1. A recognition method for recognizing a gesture accompanied by a voice indicating the contents of a gesture, performing word recognition on the voice, and detecting a start time and a finish time of utterance of the word in the word recognition, respectively. Detecting a stop point at which the operation of the gesture stops based on the moving image taken of the gesture, and detecting a stop point closest to the utterance start point and the utterance end point, respectively, among the detected stop points, thereby defining the gesture as A recognition method characterized by associating a corresponding voice.
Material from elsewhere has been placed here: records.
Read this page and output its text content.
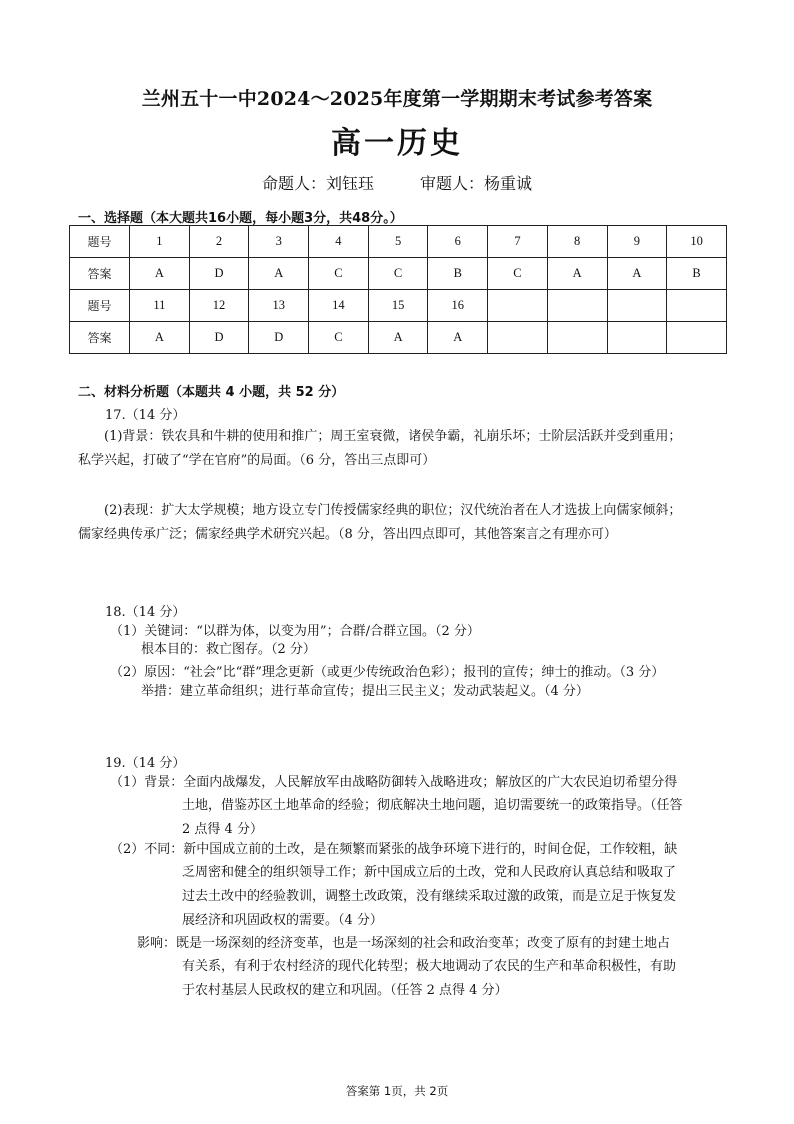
兰州五十一中2024～2025年度第一学期期末考试参考答案
高一历史
命题人：刘钰珏	审题人：杨重诚
一、选择题（本大题共16小题，每小题3分，共48分。）
题号	1	2	3	4	5	6	7	8	9	10
答案	A	D	A	C	C	B	C	A	A	B
题号	11	12	13	14	15	16				
答案	A	D	D	C	A	A				
二、材料分析题（本题共 4 小题，共 52 分）
17.（14 分）
(1)背景：铁农具和牛耕的使用和推广；周王室衰微，诸侯争霸，礼崩乐坏；士阶层活跃并受到重用；
私学兴起，打破了“学在官府”的局面。（6 分，答出三点即可）
(2)表现：扩大太学规模；地方设立专门传授儒家经典的职位；汉代统治者在人才选拔上向儒家倾斜；
儒家经典传承广泛；儒家经典学术研究兴起。（8 分，答出四点即可，其他答案言之有理亦可）
18.（14 分）
（1）关键词：“以群为体，以变为用”；合群/合群立国。（2 分）
根本目的：救亡图存。（2 分）
（2）原因：“社会”比“群”理念更新（或更少传统政治色彩）；报刊的宣传；绅士的推动。（3 分）
举措：建立革命组织；进行革命宣传；提出三民主义；发动武装起义。（4 分）
19.（14 分）
（1）背景：全面内战爆发，人民解放军由战略防御转入战略进攻；解放区的广大农民迫切希望分得
土地，借鉴苏区土地革命的经验；彻底解决土地问题，追切需要统一的政策指导。（任答
2 点得 4 分）
（2）不同：新中国成立前的土改，是在频繁而紧张的战争环境下进行的，时间仓促，工作较粗，缺
乏周密和健全的组织领导工作；新中国成立后的土改，党和人民政府认真总结和吸取了
过去土改中的经验教训，调整土改政策，没有继续采取过激的政策，而是立足于恢复发
展经济和巩固政权的需要。（4 分）
影响：既是一场深刻的经济变革，也是一场深刻的社会和政治变革；改变了原有的封建土地占
有关系，有利于农村经济的现代化转型；极大地调动了农民的生产和革命积极性，有助
于农村基层人民政权的建立和巩固。（任答 2 点得 4 分）
答案第 1页，共 2页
2. The recognition method according to claim 1, wherein a difference value between two adjacent frame images in a continuous frame image forming the moving image is obtained, and a difference value of the difference value in a time series is obtained. Wherein the minimum position is set as the stop time.

3. The recognition method according to claim 1, wherein the speech is continuous speech, and words in the continuous speech are converted to RIF.
A recognition method characterized by word recognition by CDP.